Au soutien de ses prétentions, la SAS [11] produit un rapport d’expertise médicale établi par son médecin conseil, le Docteur [S] [V], qui n’est pas daté mais qui est antérieur à la décision de la [5] du 11 avril 2024 puisqu’il est uniquement visé aux pièces communiquées le rapport de la [5] du 29 mars 2023.
Le Docteur [V] constate notamment que : " (…) Il n’est transmis aucun compte-rendu d’examen paraclinique. Il n’y a pas dans le rapport du médecin conseil aucun examen clinique.
Il n’est pas discuté d’un éventuel état antérieur.
Nous rappellerons que dans les deux rapports des médecins conseils de la [6], il n’est fait état d’aucun renseignement clinique. Bien que l’assuré ait, semble-t-il, été convoqué au service médical, nous n’avons pas de compte-rendu des constatations du médecin conseil. Il ne figure dans ces rapports, aucun compte-rendu des examens paracliniques : notamment pas d’IRM de l’épaule.
Nous ne connaissons pas les antécédents pouvant interférer avec cette tendinopathie de la coiffe des rotateurs.
A plus de 18 mois de l’arrêt de travail, on imagine que des avis spécialisés ont été demandés, aucun compte-rendu n’est transmis.
Par ailleurs, le mécanisme décrit à l’origine de cette tendinopathie de la coiffe des rotateurs pose problème. En effet, la fermeture d’une porte ne dépasse pas les capacités physiologiques et n’est pas de nature, compte-tenu du mouvement effectué, à provoquer une lésion de la coiffe des rotateurs.
En admettant que ce geste ait entraîné une douleur musculaire, l’arrêt de travail imputable ne pourrait excéder 8 jours.
Quant aux lésions de la coiffe des rotateurs, le référentiel [10] indique pour un travail physique lourd, 60 jours d’arrêt avec un traitement fonctionnel, 180 jours avec un traitement chirurgical.
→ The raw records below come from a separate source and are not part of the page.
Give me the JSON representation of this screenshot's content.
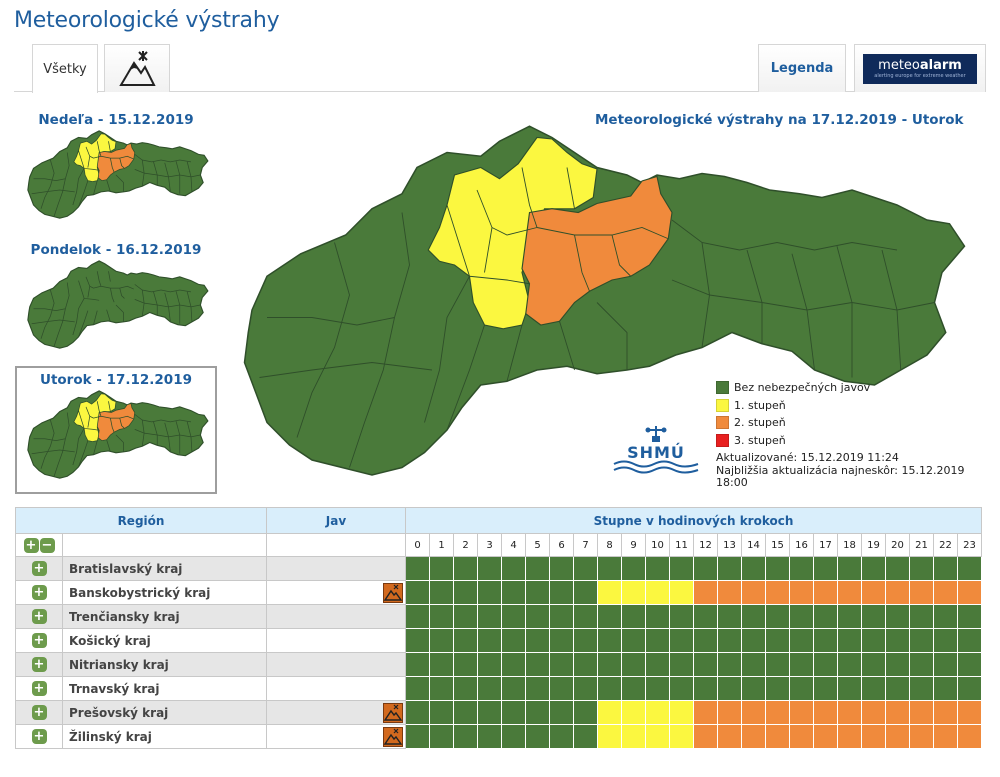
{
  "page": {
    "title": "Meteorologické výstrahy"
  },
  "tabs": {
    "all_label": "Všetky",
    "icon_tab_name": "mountain-phenomenon-icon",
    "legend_label": "Legenda",
    "meteoalarm_word_light": "meteo",
    "meteoalarm_word_bold": "alarm",
    "meteoalarm_tagline": "alerting europe for extreme weather"
  },
  "days": [
    {
      "title": "Nedeľa - 15.12.2019",
      "selected": false,
      "show_alerts": true
    },
    {
      "title": "Pondelok - 16.12.2019",
      "selected": false,
      "show_alerts": false
    },
    {
      "title": "Utorok - 17.12.2019",
      "selected": true,
      "show_alerts": true
    }
  ],
  "main": {
    "title": "Meteorologické výstrahy na 17.12.2019 - Utorok"
  },
  "legend": [
    {
      "label": "Bez nebezpečných javov",
      "color": "#4a7a3a"
    },
    {
      "label": "1. stupeň",
      "color": "#fbf740"
    },
    {
      "label": "2. stupeň",
      "color": "#f08a3c"
    },
    {
      "label": "3. stupeň",
      "color": "#e82020"
    }
  ],
  "shmu": {
    "logo_text": "SHMÚ"
  },
  "update": {
    "updated": "Aktualizované: 15.12.2019 11:24",
    "next": "Najbližšia aktualizácia najneskôr: 15.12.2019 18:00"
  },
  "table": {
    "header_region": "Región",
    "header_jav": "Jav",
    "header_hours": "Stupne v hodinových krokoch",
    "hours": [
      "0",
      "1",
      "2",
      "3",
      "4",
      "5",
      "6",
      "7",
      "8",
      "9",
      "10",
      "11",
      "12",
      "13",
      "14",
      "15",
      "16",
      "17",
      "18",
      "19",
      "20",
      "21",
      "22",
      "23"
    ],
    "rows": [
      {
        "name": "Bratislavský kraj",
        "jav_icon": false,
        "levels": [
          0,
          0,
          0,
          0,
          0,
          0,
          0,
          0,
          0,
          0,
          0,
          0,
          0,
          0,
          0,
          0,
          0,
          0,
          0,
          0,
          0,
          0,
          0,
          0
        ]
      },
      {
        "name": "Banskobystrický kraj",
        "jav_icon": true,
        "levels": [
          0,
          0,
          0,
          0,
          0,
          0,
          0,
          0,
          1,
          1,
          1,
          1,
          2,
          2,
          2,
          2,
          2,
          2,
          2,
          2,
          2,
          2,
          2,
          2
        ]
      },
      {
        "name": "Trenčiansky kraj",
        "jav_icon": false,
        "levels": [
          0,
          0,
          0,
          0,
          0,
          0,
          0,
          0,
          0,
          0,
          0,
          0,
          0,
          0,
          0,
          0,
          0,
          0,
          0,
          0,
          0,
          0,
          0,
          0
        ]
      },
      {
        "name": "Košický kraj",
        "jav_icon": false,
        "levels": [
          0,
          0,
          0,
          0,
          0,
          0,
          0,
          0,
          0,
          0,
          0,
          0,
          0,
          0,
          0,
          0,
          0,
          0,
          0,
          0,
          0,
          0,
          0,
          0
        ]
      },
      {
        "name": "Nitriansky kraj",
        "jav_icon": false,
        "levels": [
          0,
          0,
          0,
          0,
          0,
          0,
          0,
          0,
          0,
          0,
          0,
          0,
          0,
          0,
          0,
          0,
          0,
          0,
          0,
          0,
          0,
          0,
          0,
          0
        ]
      },
      {
        "name": "Trnavský kraj",
        "jav_icon": false,
        "levels": [
          0,
          0,
          0,
          0,
          0,
          0,
          0,
          0,
          0,
          0,
          0,
          0,
          0,
          0,
          0,
          0,
          0,
          0,
          0,
          0,
          0,
          0,
          0,
          0
        ]
      },
      {
        "name": "Prešovský kraj",
        "jav_icon": true,
        "levels": [
          0,
          0,
          0,
          0,
          0,
          0,
          0,
          0,
          1,
          1,
          1,
          1,
          2,
          2,
          2,
          2,
          2,
          2,
          2,
          2,
          2,
          2,
          2,
          2
        ]
      },
      {
        "name": "Žilinský kraj",
        "jav_icon": true,
        "levels": [
          0,
          0,
          0,
          0,
          0,
          0,
          0,
          0,
          1,
          1,
          1,
          1,
          2,
          2,
          2,
          2,
          2,
          2,
          2,
          2,
          2,
          2,
          2,
          2
        ]
      }
    ]
  },
  "colors": {
    "none": "#4a7a3a",
    "level1": "#fbf740",
    "level2": "#f08a3c",
    "level3": "#e82020",
    "border": "#2f4f2a"
  }
}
Il est regrettable que l’on ne puisse pas, dans ce dossier, avoir communication des pièces médicales et que le seul argumentaire retenu soit celui de la continuité de la prescription des arrêts de travail qui ne peut en aucun cas constituer à lui seul la base d’un raisonnement médico-légal.
Conclusions : Sur la base des seuls documents communiqués, il n’y a pas d’élément permettant d’affirmer l’imputabilité de l’arrêt de travail à l’accident de travail au-delà d’un arrêt de 8 jours. "
L’employeur allègue que, sur la base des seules pièces médicales transmises par la [6], l’accident du travail n’est pas de nature à provoquer une lésion de la coiffe des rotateurs de sorte que les arrêts et soins prescrits à Monsieur [M] [O] doivent lui être déclarés inopposables à compter du 19 novembre 2022.
Aucune écriture ni pièce n’est communiqué au tribunal par la Caisse.
Le tribunal constate que l’avis médical du Docteur [S] [V] ne permet pas de rapporter un commencement de preuve quant à l’existence d’une cause totalement étrangère au travail, et que ledit médecin conseil se fonde exclusivement, pour apprécier de l’imputabilité de l’arrêt de travail à l’accident de travail, sur une durée générale d’arrêt de travail pour ce type de lésions.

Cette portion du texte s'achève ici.